Lieux scéniques au 19ème siècle

 

La mise en scène du drame romantique

Au XIXe siècle, le drame romantique tente de résoudre la contradiction entre la multiplicité des lieux de l'action et l'unité du cadre à l'italienne. Victor Hugo expose ces principes dans la Préface de Cromwell (1827) et met en scène des décors détaillés, comme dans Le Roi s’amuse (1832). Chaque élément du décor sert la dramaturgie, comme le mur fissuré permettant à un personnage d'espionner une scène cruciale.

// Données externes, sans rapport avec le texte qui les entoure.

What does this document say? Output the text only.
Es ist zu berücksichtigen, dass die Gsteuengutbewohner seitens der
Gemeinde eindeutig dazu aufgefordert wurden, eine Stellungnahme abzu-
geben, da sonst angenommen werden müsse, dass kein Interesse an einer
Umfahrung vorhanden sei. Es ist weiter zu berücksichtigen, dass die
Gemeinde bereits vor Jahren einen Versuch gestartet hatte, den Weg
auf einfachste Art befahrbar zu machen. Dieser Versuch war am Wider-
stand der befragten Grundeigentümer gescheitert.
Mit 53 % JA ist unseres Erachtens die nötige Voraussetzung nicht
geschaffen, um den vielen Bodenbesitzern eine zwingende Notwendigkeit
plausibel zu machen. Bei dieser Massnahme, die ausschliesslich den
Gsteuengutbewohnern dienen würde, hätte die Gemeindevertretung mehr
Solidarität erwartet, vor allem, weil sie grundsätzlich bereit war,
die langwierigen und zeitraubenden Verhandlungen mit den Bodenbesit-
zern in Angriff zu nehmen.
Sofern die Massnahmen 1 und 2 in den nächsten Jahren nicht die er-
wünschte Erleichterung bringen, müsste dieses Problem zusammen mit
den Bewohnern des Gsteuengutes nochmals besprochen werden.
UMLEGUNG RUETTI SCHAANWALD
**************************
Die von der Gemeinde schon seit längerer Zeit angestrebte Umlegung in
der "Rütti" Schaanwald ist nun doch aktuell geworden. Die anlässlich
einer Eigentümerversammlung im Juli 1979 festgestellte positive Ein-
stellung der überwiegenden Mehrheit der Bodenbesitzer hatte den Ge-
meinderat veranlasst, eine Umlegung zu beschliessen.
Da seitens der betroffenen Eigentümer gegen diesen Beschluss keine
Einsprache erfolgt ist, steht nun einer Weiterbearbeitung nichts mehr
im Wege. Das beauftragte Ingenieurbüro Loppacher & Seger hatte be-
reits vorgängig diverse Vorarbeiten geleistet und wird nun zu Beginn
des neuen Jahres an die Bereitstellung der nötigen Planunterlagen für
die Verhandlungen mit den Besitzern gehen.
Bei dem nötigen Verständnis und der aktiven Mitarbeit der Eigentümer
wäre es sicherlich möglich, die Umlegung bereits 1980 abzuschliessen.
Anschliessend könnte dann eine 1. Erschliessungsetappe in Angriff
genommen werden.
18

La définition du vraisemblable évolue : au XVIIe siècle, un décor minimaliste suffisait à situer l'action, alors qu'au XIXe, le visuel devient central. Victor Hugo critique le théâtre classique, où l'action repose sur des dialogues plutôt que sur des scènes visuelles :

"Au lieu de scènes, nous avons des récits ; au lieu de tableaux, des descriptions. [...] On commence à comprendre de nos jours que la localité exacte est un des premiers éléments de la réalité."

Vers une fusion entre réel et théâtre

Avec le théâtre réaliste et la comédie bourgeoise de la seconde moitié du XIXe siècle, l'illusion de réalité atteint son apogée. Le texte dramatique devient une description précise de la mise en scène à venir, et la représentation suit le texte à la lettre. L'acteur incarne un être dont la psychologie est définie avant même qu'il prenne la parole.

Cette tendance culmine dans la perception du réel comme spectacle, illustrée dans Le Comte de Monte-Cristo (1844-1845) d'Alexandre Dumas. Un personnage y affirme qu'un procès est "plus curieux qu'une tragédie factice", car il présente des douleurs réelles, réduisant ainsi la distance entre représentation et réalité.

 

Le Café-Concert

L'Opéra Garnier

Christian Biet et Christophe Triau analysent l'édifice dans leur ouvrage  Qu'est-ce que le théâtre ? Bien que la salle soit consacrée à L'Opéra, on y trouve tous les éléments qui vont fixer une certaine vision du lieu théâtral au 19ème.

 

La construction de l'Opéra Garnier, est une aventure à la fois urbanistique et spectaculaire menée par Napoléon III et le préfet Haussmann.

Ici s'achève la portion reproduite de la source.